WOODROW WILSON:  "I'm not really comfortable talking about it, to be honest with you.  We used to date for a brief period, and it's all still a bit close to the heart, as it were.  Oh, Ronald Reagan!  I thought you said Kaiser Wilhelm."

WARREN G. HARDING:  "Regulators!  We regulate any stealing of his property/and we damn good, too/but you can't be any geek off the street/gotta be handy with the steel, if you know what I mean, earn your keep/Regulators!/Mount up!"

CALVIN COOLIDGE:  "We had a lot in common.  Support of big business, small government, naps.  Sooooo sleepy."

HERBERT HOOVER:  "Don't...don't you think it would be cool if, like, me, and him, and Wilson and Coolidge, like, started a band?  Or a club, or a gang, or something?  Because we all have, our first names and last names start with the same letters.  I think it would be awesome.  Then the girls would talk to me I bet."

FRANKLIN DELANO ROOSEVELT:  "Let me make this perfectly clear, Reagan:  keep your grubby meatpickers off the fucking dime.  Hear me?  Because up here, my legs work, and the first thing I'll do is put one of them right up your ass."

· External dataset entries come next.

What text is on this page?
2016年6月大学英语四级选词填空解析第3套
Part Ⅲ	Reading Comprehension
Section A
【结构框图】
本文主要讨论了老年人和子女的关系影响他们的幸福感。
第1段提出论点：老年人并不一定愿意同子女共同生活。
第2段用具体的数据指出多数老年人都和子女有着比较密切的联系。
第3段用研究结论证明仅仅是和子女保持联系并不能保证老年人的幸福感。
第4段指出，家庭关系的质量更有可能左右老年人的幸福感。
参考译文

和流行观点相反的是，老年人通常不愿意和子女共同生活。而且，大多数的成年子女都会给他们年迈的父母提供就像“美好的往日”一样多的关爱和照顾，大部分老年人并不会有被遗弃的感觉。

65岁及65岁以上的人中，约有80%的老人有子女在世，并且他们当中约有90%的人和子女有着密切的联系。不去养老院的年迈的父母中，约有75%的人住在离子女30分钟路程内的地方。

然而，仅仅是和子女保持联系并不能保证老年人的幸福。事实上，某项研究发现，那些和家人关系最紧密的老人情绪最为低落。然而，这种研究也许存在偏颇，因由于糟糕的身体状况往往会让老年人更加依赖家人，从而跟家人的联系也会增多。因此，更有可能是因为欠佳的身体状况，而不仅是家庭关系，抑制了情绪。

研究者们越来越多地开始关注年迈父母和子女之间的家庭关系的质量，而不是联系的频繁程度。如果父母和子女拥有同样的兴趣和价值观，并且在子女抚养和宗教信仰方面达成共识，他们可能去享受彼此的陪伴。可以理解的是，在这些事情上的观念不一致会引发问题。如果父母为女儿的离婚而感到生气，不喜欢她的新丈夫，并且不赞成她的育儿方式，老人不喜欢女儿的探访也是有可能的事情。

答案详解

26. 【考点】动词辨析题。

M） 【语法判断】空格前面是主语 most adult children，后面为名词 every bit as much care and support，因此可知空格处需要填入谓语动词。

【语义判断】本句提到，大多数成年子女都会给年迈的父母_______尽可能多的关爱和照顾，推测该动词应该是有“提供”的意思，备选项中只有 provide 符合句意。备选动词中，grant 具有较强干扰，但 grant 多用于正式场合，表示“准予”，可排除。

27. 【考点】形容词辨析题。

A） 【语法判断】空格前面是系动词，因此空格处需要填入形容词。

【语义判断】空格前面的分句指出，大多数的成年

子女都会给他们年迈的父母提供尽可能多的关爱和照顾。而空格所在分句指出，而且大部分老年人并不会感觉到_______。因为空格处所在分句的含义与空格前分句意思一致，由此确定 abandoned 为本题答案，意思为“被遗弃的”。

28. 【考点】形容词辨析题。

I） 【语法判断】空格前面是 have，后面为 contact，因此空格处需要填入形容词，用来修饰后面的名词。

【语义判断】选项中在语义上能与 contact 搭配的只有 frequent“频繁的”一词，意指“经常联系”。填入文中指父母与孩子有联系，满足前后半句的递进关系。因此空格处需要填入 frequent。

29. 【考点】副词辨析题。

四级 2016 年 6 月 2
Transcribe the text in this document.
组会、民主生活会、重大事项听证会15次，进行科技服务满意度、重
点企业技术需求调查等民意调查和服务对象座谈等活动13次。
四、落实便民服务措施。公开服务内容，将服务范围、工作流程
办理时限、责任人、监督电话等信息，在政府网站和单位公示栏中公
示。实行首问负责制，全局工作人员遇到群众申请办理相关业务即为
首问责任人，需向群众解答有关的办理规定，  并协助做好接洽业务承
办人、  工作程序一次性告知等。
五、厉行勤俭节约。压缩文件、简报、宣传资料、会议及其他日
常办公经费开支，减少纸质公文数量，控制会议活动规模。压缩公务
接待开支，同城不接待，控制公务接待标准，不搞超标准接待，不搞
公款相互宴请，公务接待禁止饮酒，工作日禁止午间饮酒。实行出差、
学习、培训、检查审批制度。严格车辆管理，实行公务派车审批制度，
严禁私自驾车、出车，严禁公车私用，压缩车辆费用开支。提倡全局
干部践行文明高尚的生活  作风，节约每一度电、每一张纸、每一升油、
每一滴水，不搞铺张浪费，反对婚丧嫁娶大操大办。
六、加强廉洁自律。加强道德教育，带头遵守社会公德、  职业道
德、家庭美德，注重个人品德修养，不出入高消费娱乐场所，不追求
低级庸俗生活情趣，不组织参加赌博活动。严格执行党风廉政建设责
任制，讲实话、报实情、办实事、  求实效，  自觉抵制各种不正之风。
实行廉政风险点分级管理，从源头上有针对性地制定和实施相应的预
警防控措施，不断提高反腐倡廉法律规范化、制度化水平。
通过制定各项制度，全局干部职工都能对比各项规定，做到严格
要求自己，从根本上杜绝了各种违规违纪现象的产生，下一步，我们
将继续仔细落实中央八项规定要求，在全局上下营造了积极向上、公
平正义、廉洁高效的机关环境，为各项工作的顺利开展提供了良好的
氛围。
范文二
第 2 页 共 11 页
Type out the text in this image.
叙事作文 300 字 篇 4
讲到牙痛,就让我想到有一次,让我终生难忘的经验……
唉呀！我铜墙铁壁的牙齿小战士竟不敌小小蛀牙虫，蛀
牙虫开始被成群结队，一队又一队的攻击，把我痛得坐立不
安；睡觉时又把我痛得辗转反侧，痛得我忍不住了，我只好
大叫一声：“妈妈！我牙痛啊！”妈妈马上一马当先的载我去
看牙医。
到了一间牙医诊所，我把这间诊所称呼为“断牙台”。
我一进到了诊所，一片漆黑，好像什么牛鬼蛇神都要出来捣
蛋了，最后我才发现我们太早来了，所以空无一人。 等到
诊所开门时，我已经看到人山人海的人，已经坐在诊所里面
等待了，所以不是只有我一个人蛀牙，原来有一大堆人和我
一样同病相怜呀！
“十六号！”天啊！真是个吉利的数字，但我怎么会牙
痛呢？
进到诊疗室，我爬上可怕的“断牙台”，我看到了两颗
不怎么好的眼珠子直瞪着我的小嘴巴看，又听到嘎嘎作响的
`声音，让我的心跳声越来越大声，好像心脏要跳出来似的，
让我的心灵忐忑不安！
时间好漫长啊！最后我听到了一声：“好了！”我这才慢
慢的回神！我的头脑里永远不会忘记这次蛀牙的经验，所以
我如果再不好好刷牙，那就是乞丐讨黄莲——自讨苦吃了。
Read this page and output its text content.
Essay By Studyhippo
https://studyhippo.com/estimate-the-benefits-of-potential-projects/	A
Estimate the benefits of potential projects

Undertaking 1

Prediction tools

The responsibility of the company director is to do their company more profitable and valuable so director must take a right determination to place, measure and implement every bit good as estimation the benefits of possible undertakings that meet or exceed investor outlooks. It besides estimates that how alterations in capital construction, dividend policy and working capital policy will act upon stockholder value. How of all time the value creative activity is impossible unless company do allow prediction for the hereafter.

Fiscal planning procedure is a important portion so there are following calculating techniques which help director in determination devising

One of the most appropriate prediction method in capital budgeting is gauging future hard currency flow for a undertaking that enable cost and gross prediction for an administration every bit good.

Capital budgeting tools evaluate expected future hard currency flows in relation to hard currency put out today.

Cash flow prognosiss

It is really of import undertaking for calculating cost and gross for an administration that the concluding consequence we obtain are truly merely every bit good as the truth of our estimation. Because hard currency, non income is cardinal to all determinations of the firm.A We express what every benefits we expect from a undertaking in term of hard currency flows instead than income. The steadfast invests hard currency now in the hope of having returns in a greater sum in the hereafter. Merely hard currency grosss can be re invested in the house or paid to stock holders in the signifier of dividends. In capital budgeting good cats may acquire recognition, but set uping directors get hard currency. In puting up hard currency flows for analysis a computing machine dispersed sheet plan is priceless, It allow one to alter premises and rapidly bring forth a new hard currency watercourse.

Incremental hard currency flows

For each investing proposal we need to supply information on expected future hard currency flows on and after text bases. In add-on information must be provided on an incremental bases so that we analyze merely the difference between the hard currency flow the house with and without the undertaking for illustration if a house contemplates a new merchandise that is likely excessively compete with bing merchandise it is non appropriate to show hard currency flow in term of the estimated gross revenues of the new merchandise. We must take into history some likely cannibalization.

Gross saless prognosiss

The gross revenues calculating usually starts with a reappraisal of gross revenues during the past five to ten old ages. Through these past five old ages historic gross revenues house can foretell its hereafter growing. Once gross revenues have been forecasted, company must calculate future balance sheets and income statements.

HARRY S TRUMAN:  "I remember once he said I would have been proud of his upper-income tax cuts.  That made about as much sense as a couple of years back when he said birds were trees."

DWIGHT D. EISENHOWER:  "It'll be nice to have a good golfer up here to partner with.  Wilson is a duffer, man."

JOHN F. KENNEDY:  "Hey, let me ask you something.  That Charlize Theron, how's her health?  Any diseases or heart murmurs or anything?  No reason."

LYNDON BAINES JOHNSON:  "Tell him good luck pairing with Eisenhower.  That guy needs eight strokes just to get the ball off the tee.  Guy's been dead for 36 years and he hasn't made par once."

RICHARD M. NIXON:  "Please, O Dark Lord of Tortures, if you could just stop cramming the severed, flaming limbs of napalmed Vietnamese orphans in my ear for just a moment, this nice young man is trying to ask me a question."

JIMMY CARTER:  "Well, obviously, I think he was a dynamic leader, and although we had a great deal of disagreement over policy issues, and I took exception at his attempt to place blame for his...hey, wait a minute, I'm not dead!"